What's in the dir 'Dataset'?
original datasets -- *.txt snRNA/snoRNA/tRNA/rRNA sequences of human/mouse.
final.pkl.gz -- Human snRNA/snoRNA dataset
final_m.pkl.gz -- Mouse snRNA/snoRNA dataset
final_tr.pkl.gz -- Human rRNA/tRNA dataset Used to pollute snRNA/snoRNA dataset
final_m_tr.pkl.gz -- Mouse rRNA/tRNA dataset same as above
dirty.pkl.gz -- Human snRNA/snoRNA/trRNA Polluted dataset.
dirty_m.pkl.gz -- Mouse snRNA/snoRNA/trRNA Polluted dataset.
What's in the dir 'Code'?
saved models (maybe) -- xxx_model_xxx CNN model parameters are saved in these dir's.
dataset.py -- data operation All data related works are done in this script.
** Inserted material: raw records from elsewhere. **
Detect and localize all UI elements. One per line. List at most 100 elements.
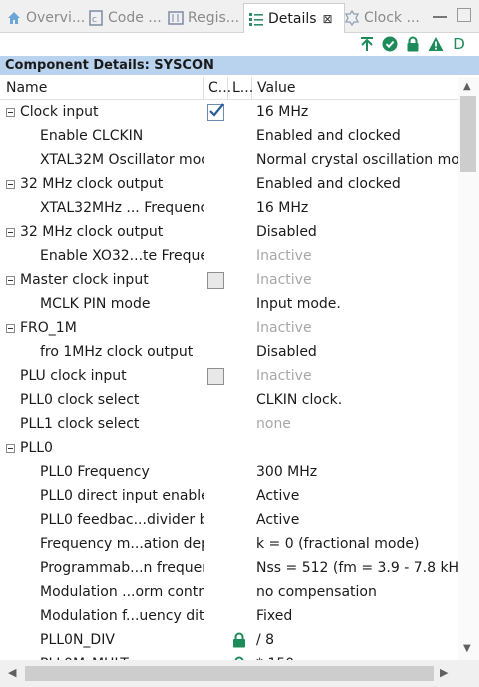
- row-value[interactable]: Disabled: [256, 220, 458, 244]
- row-name: MCLK PIN mode: [40, 296, 151, 312]
- table-row[interactable]: PLL1 clock select none: [0, 412, 458, 436]
- row-value[interactable]: Active: [256, 484, 458, 508]
- tab-overview[interactable]: Overvi...: [6, 4, 85, 31]
- row-value[interactable]: Active: [256, 508, 458, 532]
- collapse-toggle-icon[interactable]: [6, 324, 15, 333]
- row-value[interactable]: Input mode.: [256, 292, 458, 316]
- table-row[interactable]: Programmab...n frequenc Nss = 512 (fm = 3…: [0, 556, 458, 580]
- row-name: PLL0M_MULT: [40, 652, 204, 660]
- row-name: PLL0N_DIV: [40, 632, 115, 648]
- row-name: Programmab...n frequenc: [40, 560, 204, 576]
- table-row[interactable]: PLL0 feedbac...divider by Active: [0, 508, 458, 532]
- close-icon[interactable]: ⊠: [323, 12, 333, 26]
- scroll-right-icon[interactable]: ▶: [440, 666, 448, 679]
- table-row[interactable]: Master clock input Inactive: [0, 268, 458, 292]
- table-row[interactable]: Modulation ...orm contro no compensation: [0, 580, 458, 604]
- column-header-c[interactable]: C...: [204, 77, 231, 99]
- row-checkbox[interactable]: [207, 272, 224, 289]
- row-value[interactable]: none: [256, 412, 458, 436]
- tab-registers[interactable]: Regis...: [168, 4, 239, 31]
- table-row[interactable]: Clock input 16 MHz: [0, 100, 458, 124]
- vertical-scrollbar[interactable]: ▲ ▼: [458, 77, 479, 660]
- column-header-l[interactable]: L...: [228, 77, 253, 99]
- row-name: Clock input: [20, 104, 99, 120]
- row-value[interactable]: / 8: [256, 628, 458, 652]
- row-value[interactable]: Enabled and clocked: [256, 124, 458, 148]
- table-row[interactable]: fro 1MHz clock output Disabled: [0, 340, 458, 364]
- row-checkbox[interactable]: [207, 103, 224, 121]
- row-value[interactable]: Inactive: [256, 316, 458, 340]
- tab-code[interactable]: c Code ...: [88, 4, 162, 31]
- row-name: 32 MHz clock output: [20, 224, 164, 240]
- row-value[interactable]: Inactive: [256, 364, 458, 388]
- row-name: Master clock input: [20, 272, 149, 288]
- row-value[interactable]: 300 MHz: [256, 460, 458, 484]
- column-header-name[interactable]: Name: [0, 77, 204, 99]
- table-row[interactable]: PLL0: [0, 436, 458, 460]
- column-header-value[interactable]: Value: [252, 77, 458, 99]
- checkmark-icon: [209, 103, 224, 117]
- collapse-toggle-icon[interactable]: [6, 180, 15, 189]
- view-window-controls: [433, 8, 471, 22]
- horizontal-scroll-thumb[interactable]: [25, 666, 434, 681]
- tab-clock[interactable]: Clock ...: [344, 4, 420, 31]
- row-name: PLU clock input: [20, 368, 127, 384]
- collapse-toggle-icon[interactable]: [6, 108, 15, 117]
- row-name: PLL0 clock select: [20, 392, 140, 408]
- table-row[interactable]: MCLK PIN mode Input mode.: [0, 292, 458, 316]
- row-value[interactable]: * 150: [256, 652, 458, 660]
- table-row[interactable]: Modulation f...uency dithe Fixed: [0, 604, 458, 628]
- warning-icon[interactable]: [428, 36, 444, 52]
- table-row[interactable]: 32 MHz clock output Disabled: [0, 220, 458, 244]
- tab-details[interactable]: Details ⊠: [243, 3, 345, 34]
- vertical-scroll-thumb[interactable]: [460, 96, 476, 172]
- horizontal-scrollbar[interactable]: ◀ ▶: [0, 660, 479, 687]
- row-value[interactable]: Inactive: [256, 268, 458, 292]
- table-row[interactable]: XTAL32M Oscillator mod Normal crystal osc…: [0, 148, 458, 172]
- maximize-button[interactable]: [457, 8, 471, 22]
- table-row[interactable]: PLL0M_MULT * 150: [0, 652, 458, 660]
- table-row[interactable]: Frequency m...ation deptl k = 0 (fraction…: [0, 532, 458, 556]
- table-row[interactable]: 32 MHz clock output Enabled and clocked: [0, 172, 458, 196]
- table-row[interactable]: PLL0 direct input enable Active: [0, 484, 458, 508]
- scroll-up-icon[interactable]: ▲: [463, 81, 471, 92]
- row-value[interactable]: CLKIN clock.: [256, 388, 458, 412]
- row-value[interactable]: Normal crystal oscillation mod: [256, 148, 458, 172]
- table-row[interactable]: PLL0 Frequency 300 MHz: [0, 460, 458, 484]
- row-value[interactable]: Enabled and clocked: [256, 172, 458, 196]
- row-name: FRO_1M: [20, 320, 77, 336]
- lock-icon[interactable]: [405, 36, 421, 52]
- row-value[interactable]: 16 MHz: [256, 196, 458, 220]
- component-title: Component Details: SYSCON: [0, 56, 479, 75]
- table-row[interactable]: PLU clock input Inactive: [0, 364, 458, 388]
- row-value[interactable]: no compensation: [256, 580, 458, 604]
- table-row[interactable]: Enable XO32...te Frequen Inactive: [0, 244, 458, 268]
- row-value[interactable]: Fixed: [256, 604, 458, 628]
- minimize-button[interactable]: [433, 8, 447, 18]
- row-value[interactable]: Disabled: [256, 340, 458, 364]
- collapse-toggle-icon[interactable]: [6, 228, 15, 237]
- table-row[interactable]: FRO_1M Inactive: [0, 316, 458, 340]
- row-value[interactable]: k = 0 (fractional mode): [256, 532, 458, 556]
- row-checkbox[interactable]: [207, 368, 224, 385]
- row-name: PLL0 Frequency: [40, 464, 150, 480]
- table-row[interactable]: XTAL32MHz ... Frequency 16 MHz: [0, 196, 458, 220]
- tab-registers-label: Regis...: [188, 9, 240, 26]
- collapse-all-icon[interactable]: [359, 36, 375, 52]
- details-icon: [249, 13, 263, 26]
- row-name: Enable XO32...te Frequen: [40, 248, 204, 264]
- scroll-down-icon[interactable]: ▼: [463, 643, 471, 654]
- row-name: PLL1 clock select: [20, 416, 140, 432]
- row-value[interactable]: 16 MHz: [256, 100, 458, 124]
- check-circle-icon[interactable]: [382, 36, 398, 52]
- table-row[interactable]: Enable CLCKIN Enabled and clocked: [0, 124, 458, 148]
- row-value[interactable]: Inactive: [256, 244, 458, 268]
- d-toggle-button[interactable]: D: [451, 36, 467, 52]
- collapse-toggle-icon[interactable]: [6, 444, 15, 453]
- row-value[interactable]: Nss = 512 (fm = 3.9 - 7.8 kHz): [256, 556, 458, 580]
- collapse-toggle-icon[interactable]: [6, 276, 15, 285]
- table-row[interactable]: PLL0N_DIV / 8: [0, 628, 458, 652]
- tab-code-label: Code ...: [108, 9, 162, 26]
- scroll-left-icon[interactable]: ◀: [8, 666, 16, 679]
- table-row[interactable]: PLL0 clock select CLKIN clock.: [0, 388, 458, 412]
Try not to do anything with it, if you don't understand -- it may deystroy the datasets in Dataset.
CNN.py CNN_pred.py -- CNN model Not directly used in the experiment, but all other CNN files are derived from them. (It's really bothering to write a class, so I just copy and paste and modify several parts in each CNN file)
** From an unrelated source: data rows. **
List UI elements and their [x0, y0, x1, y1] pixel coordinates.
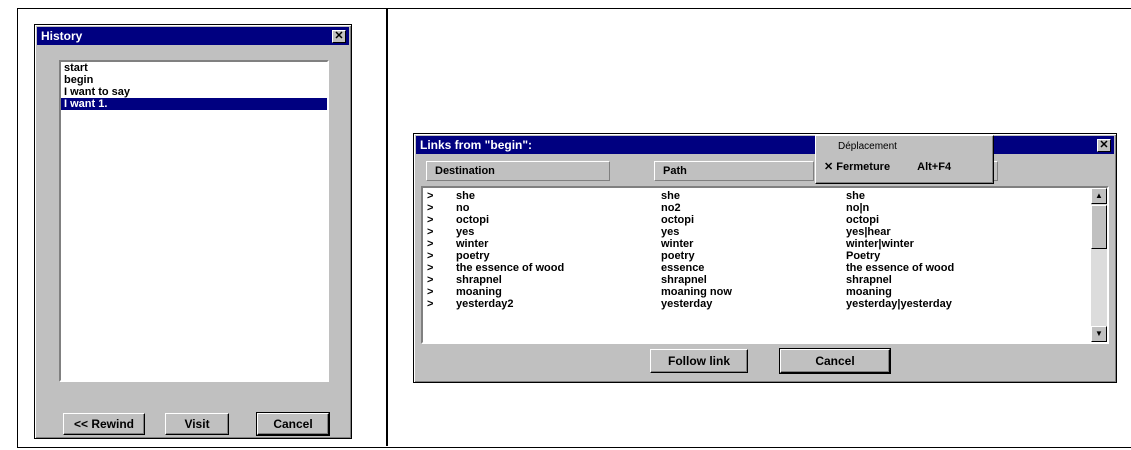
cell-path: no2 — [661, 202, 681, 214]
cell-third: shrapnel — [846, 274, 892, 286]
cell-third: yes|hear — [846, 226, 891, 238]
system-menu: Déplacement ✕ Fermeture Alt+F4 — [815, 135, 994, 184]
row-marker: > — [427, 262, 434, 274]
cell-destination: no — [456, 202, 470, 214]
cell-third: winter|winter — [846, 238, 914, 250]
cancel-button[interactable]: Cancel — [779, 348, 891, 374]
row-marker: > — [427, 238, 434, 250]
cell-destination: the essence of wood — [456, 262, 565, 274]
close-icon: ✕ — [824, 161, 834, 173]
cell-third: the essence of wood — [846, 262, 955, 274]
links-titlebar: Links from "begin": ✕ — [416, 136, 1114, 154]
cell-third: she — [846, 190, 865, 202]
close-icon[interactable]: ✕ — [1097, 139, 1111, 152]
row-marker: > — [427, 298, 434, 310]
scroll-thumb[interactable] — [1091, 205, 1107, 249]
cell-destination: poetry — [456, 250, 490, 262]
cell-third: Poetry — [846, 250, 881, 262]
cell-third: octopi — [846, 214, 879, 226]
cell-destination: yesterday2 — [456, 298, 514, 310]
cell-path: essence — [661, 262, 705, 274]
cell-path: octopi — [661, 214, 694, 226]
row-marker: > — [427, 190, 434, 202]
cell-destination: shrapnel — [456, 274, 502, 286]
scroll-down-icon[interactable]: ▼ — [1091, 326, 1107, 342]
rewind-button[interactable]: << Rewind — [63, 413, 145, 435]
history-dialog: History ✕ start begin I want to say I wa… — [34, 24, 352, 439]
column-header-path[interactable]: Path — [654, 161, 814, 181]
cell-destination: octopi — [456, 214, 489, 226]
cell-path: yesterday — [661, 298, 713, 310]
cell-third: moaning — [846, 286, 892, 298]
row-marker: > — [427, 274, 434, 286]
cell-path: she — [661, 190, 680, 202]
cell-destination: she — [456, 190, 475, 202]
cell-third: no|n — [846, 202, 870, 214]
history-titlebar: History ✕ — [37, 27, 349, 45]
cell-destination: yes — [456, 226, 475, 238]
history-title: History — [41, 29, 83, 43]
vertical-scrollbar[interactable]: ▲ ▼ — [1091, 188, 1107, 342]
links-title: Links from "begin": — [420, 138, 533, 152]
cell-path: poetry — [661, 250, 695, 262]
list-item[interactable]: begin — [61, 74, 327, 86]
panel-divider — [386, 8, 388, 446]
cell-destination: moaning — [456, 286, 502, 298]
cell-path: shrapnel — [661, 274, 707, 286]
links-dialog: Links from "begin": ✕ Destination Path >… — [413, 133, 1117, 383]
follow-link-button[interactable]: Follow link — [650, 349, 748, 373]
close-icon[interactable]: ✕ — [332, 30, 346, 43]
cell-path: winter — [661, 238, 694, 250]
column-header-destination[interactable]: Destination — [426, 161, 610, 181]
cell-path: yes — [661, 226, 680, 238]
row-marker: > — [427, 250, 434, 262]
menu-item-close-label: Fermeture — [836, 161, 891, 173]
menu-item-close-shortcut: Alt+F4 — [917, 161, 952, 173]
menu-item-close[interactable]: ✕ Fermeture Alt+F4 — [824, 160, 951, 173]
cancel-button[interactable]: Cancel — [256, 412, 330, 436]
list-item[interactable]: start — [61, 62, 327, 74]
row-marker: > — [427, 214, 434, 226]
row-marker: > — [427, 202, 434, 214]
row-marker: > — [427, 286, 434, 298]
cell-third: yesterday|yesterday — [846, 298, 952, 310]
cell-destination: winter — [456, 238, 489, 250]
links-list[interactable]: > she she she > no no2 no|n > octopi oct… — [421, 186, 1109, 344]
row-marker: > — [427, 226, 434, 238]
visit-button[interactable]: Visit — [165, 413, 229, 435]
menu-item-move[interactable]: Déplacement — [838, 141, 897, 152]
history-list[interactable]: start begin I want to say I want 1. — [59, 60, 329, 382]
scroll-up-icon[interactable]: ▲ — [1091, 188, 1107, 204]
list-item-selected[interactable]: I want 1. — [61, 98, 327, 110]
list-item[interactable]: I want to say — [61, 86, 327, 98]
cell-path: moaning now — [661, 286, 732, 298]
CNN_cv.py CNN_cv_pred.py -- CNN model with CV k-fold CV applied while training, and the k classifiers vote when making predictions. use final.pkl.gz or final_m.pkl.gz when running these two scripts.
dirty_CNN_cv.py dirty_CNN_cv_pred.py -- CNN model with dirty samples add a new class, 'none-of-above'. use dirty.pkl.gz to train, and dirty_m.pkl.gz to test.
plot.py, plot_cv.py -- plot curves to plot the learning curves generated when training.